Eighteenth-Century Digitisation At UCL
By Tabitha Tuckett, on 24 June 2022
This post was written by Caroline Kimbell, UCL Library Services
Allow me to introduce myself and ECCO: I’m Interim Head of Commercial Licensing and Digitisation, which involves working with publishers to identify rare books and archives for online publication, earning royalty income for the libraries, acquiring preservation images, free or discounted access to online resources and, after a suitable contractual period, allowing us to re-use digital content in any way. In a previous career in publishing, I worked on developing “ECCO” – Gale’s Eighteenth-Century Collections Online.
Working out how many books were published in the 18th century, in the English language or in English-speaking countries has been an ambition of the library world since 1977, and the current answer according to the English Short Title Catalogue (ESTC) is 351,689 held across 2,000 libraries.
You may imagine that this epic project was completed years ago, and that everything listed by ESTC would be available in ECCO or elsewhere? Not so.
For a few years now, a “final” tranche of digitisation has been in preparation to supplement ECCO’s current 180,000 titles. The “long list” for this third tranche currently stands at 78,000 titles. UCL is not an 18th century library, and when I arrived, I imagined that we would have little eligible material. I was wrong. We will be contributing about 320 items totalling around 66,000 pages, of which 59 have been accredited by ESTC as brand new entries – in other words, unique, first-time discoveries.
Many of these new finds are in UCL core subjects and include books on the volcanos of Sicily, agricultural enclosure, the structure of human teeth, works by Joseph Priestly and a Compleat History of Drugs from 1737. One among UCL’s thousands of eligible titles, inexplicably absent from Penguin Classics, “Human ordure, botanically considered” (1757), is already on ECCO but surely worth a mention?
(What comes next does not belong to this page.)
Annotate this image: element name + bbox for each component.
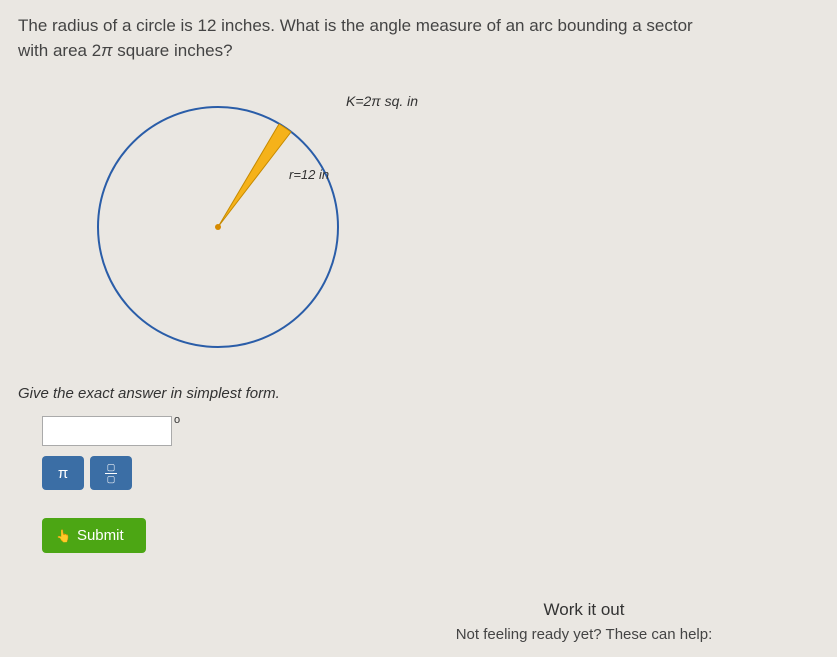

Among female authors it is splendid to find An Essay on Combustion 1794 by Mrs Elizabeth Fulhame, “the first solo woman researcher in chemistry”, Mary Wollstonecraft on the French Revolution, the prolific Mary de la Rivière, or even a 4-part Ladies Astronomy from 1738, in which the Sun smiles approachably for female readers (fig.1)
We will also be contributing new-to-ESTC editions by major authors – Swift, Defoe, Pope, Beckford – astonishingly still coming to light in 2022. Our 1787 Mohawk language Book of Common Prayer is already online, but when it comes to travel and the exotic, we have real delights – such as new-to-ESTC, “Four letters concerning the growth of grape vines in the Island of Bermudas” from 1741 (worth a try), and a rare 1746 London edition of sci-fi novel A journey to the world under-ground by Norwegian satirist Ludwig Holberg (as in Grieg’s tribute Suite) for anyone who had ever wondered what a Baroque Dr Who monster might look like (fig.2).Many of the concerns reflected in these works are mundane: parliamentary bills about pot-holes which have slipped all digital nets and a newly discovered Act from 1762 “for preventing annoyances” – still to take effect. Alongside the irritations of urban life, we find pleasures and pastimes – A walk from St. James’s to Convent-Garden from 1717 and proto-Puzzler magazine “The British Oracle” from 1769 (“enigmas, paradoxes, rebusses, queries, epigrams & repartees”) both new to ESTC. Then there’s a 1779 edition of Hoyle’s Games: “whist, quadrille, piquet, chefs, back-gammon, draughts, cricket, tennis, quinze, hazard, lansquenet, and billiards”, or back outdoors “A dissertation on oriental gardening”, books on gunnery and the shoeing of horses along with plays from the Theatres Royal, poems and society gossip.
Unfortunately, data-combing our 18th century holdings against ESTC and the online landscape has revealed a backlog of wrinkles which are being addressed, in part by our wonderful placement student Ollie Nelmes: only 61% of our 18th century holdings were recorded on ESTC, but this project gives us a fantastic opportunity to refresh the collections, improve and enhance their discoverability and step forward as a rich repository of 18th century rare, and in some cases, unique books.